City Engineer Ben White reports that the half-million dollars for the wall on 2700 West will not fund the entire length, from 5400 South to 6200 South “but should get a lot of it done.”

“I want to get the design work done by the end of this year and get crews working on it as early as the weather will allow in 2022,” White said. “It could be we can get 70% to 80% of the wall done with that much money. At that point we would probably approach the council to see if they can identify the rest of the money needed to just finish it [all the way to 6200 South].”

Meanwhile, White describes the $100,000 earmarked for pickleball courts as a “placeholder.”

“I’m not sure when work would begin on pickleball courts, because first the council would have to decide where they want them,” White said. “Pickleball cost estimates are about $60,000 per court; so that $100,000 would not even cover two courts.
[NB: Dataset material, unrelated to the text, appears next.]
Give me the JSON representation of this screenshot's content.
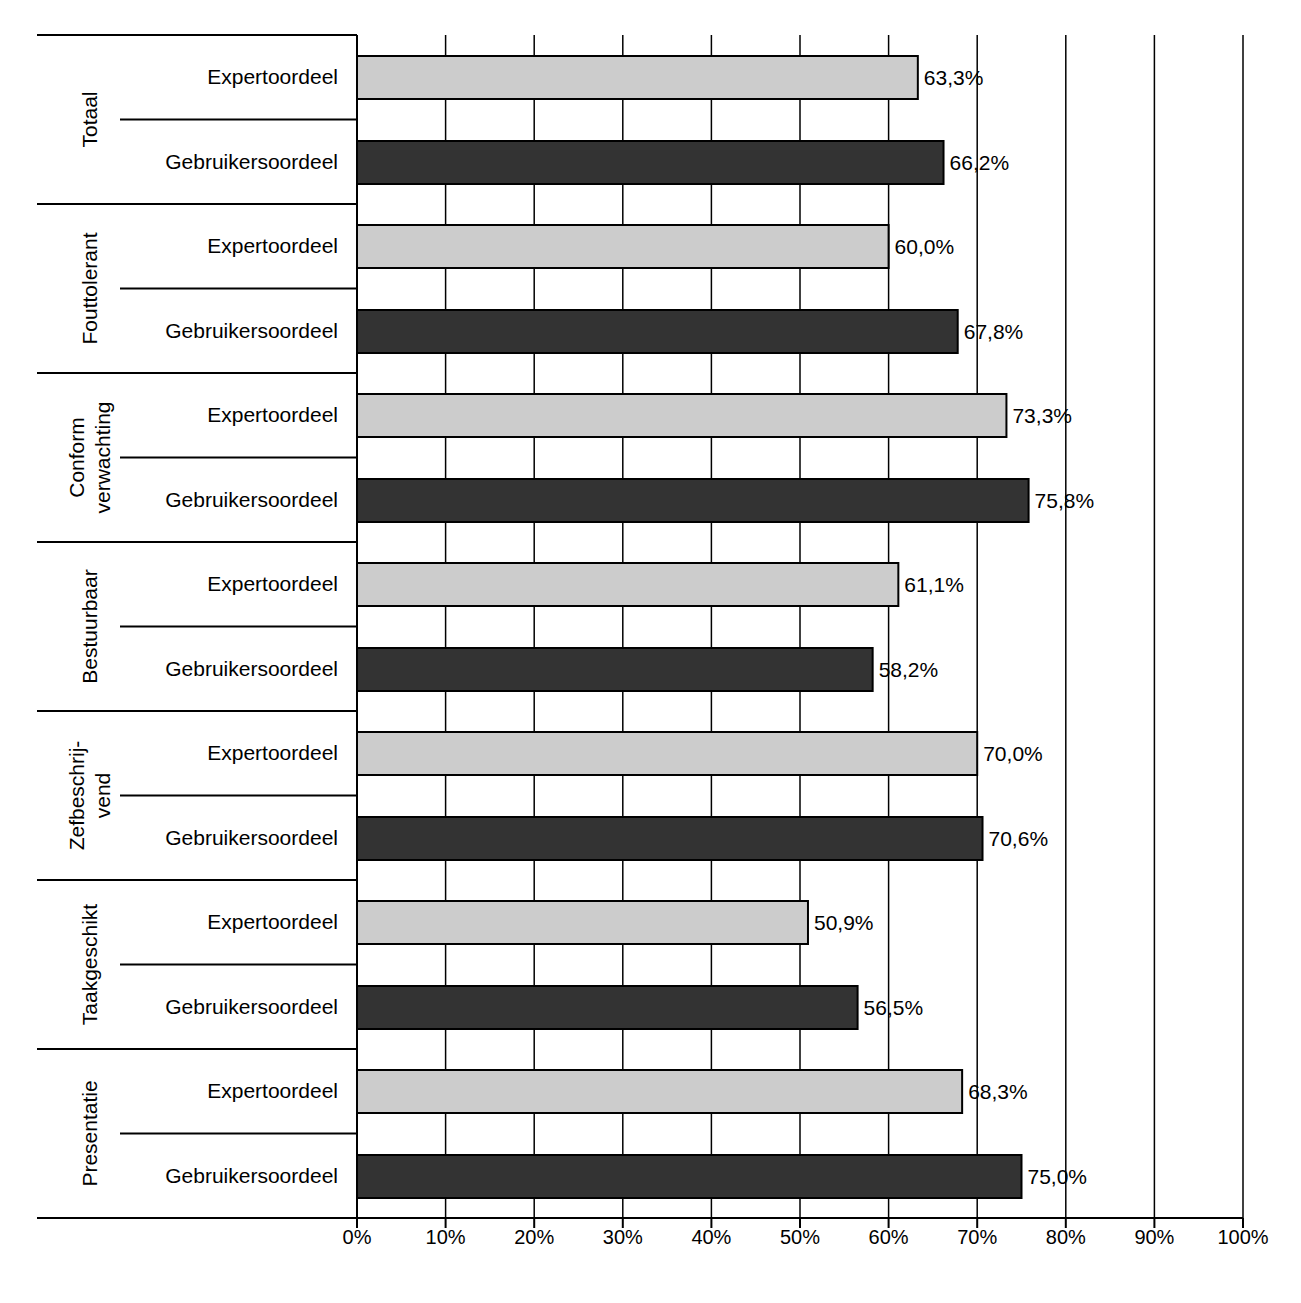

It could be we do not break ground on new pickleball courts until additional funding can be allocated to the project.”

There are now only two public pickleball courts in all of Taylorsville, located in Millrace Park. The courts are fine and functional in the middle of the day. But because the courts run east–west, players complain the bright sun is in their eyes in the early morning and near sunset.

White reports that it will also likely be early next year before improvements are made to the bridge in front of the Taylorsville-Bennion Heritage Center. 

“The $60,000 identified for that project will allow us to completely replace the aging bridge railing,” he said. “We do not believe there are any structural problems with the bridge. But the railing is cracked throughout and has been a problem for years. It will be good to replace it.”

The first of these “special projects” likely to be completed is the $25,000 in improvements to the skateboard park. Just minutes before city council members were to approve the budget, the Mike Hasebroock family (Mom, Dad and four kids) appeared before the council complete with a PowerPoint presentation, showing some of the dangerous disrepair at the park. Moments later, their efforts were rewarded when the council earmarked the repair funding.

“We live nearby and my kids walk to the skateboard park often,” Hasebroock said. “When they told us about the repairs that are needed, we encouraged them to do more than just complain, to take action. That’s what led to our appearance before the city council. We weren’t expecting such an immediate response (the $25,000 repairs allocation). We are all very excited about it.” 

“My goal is to complete the skateboard park repairs before the end of the year,” White said.

When all was said and done, all but $21,000 of the $33 million-plus budget had been allocated. And, again, that includes $4.5 million in federal money that won’t be available a year from now.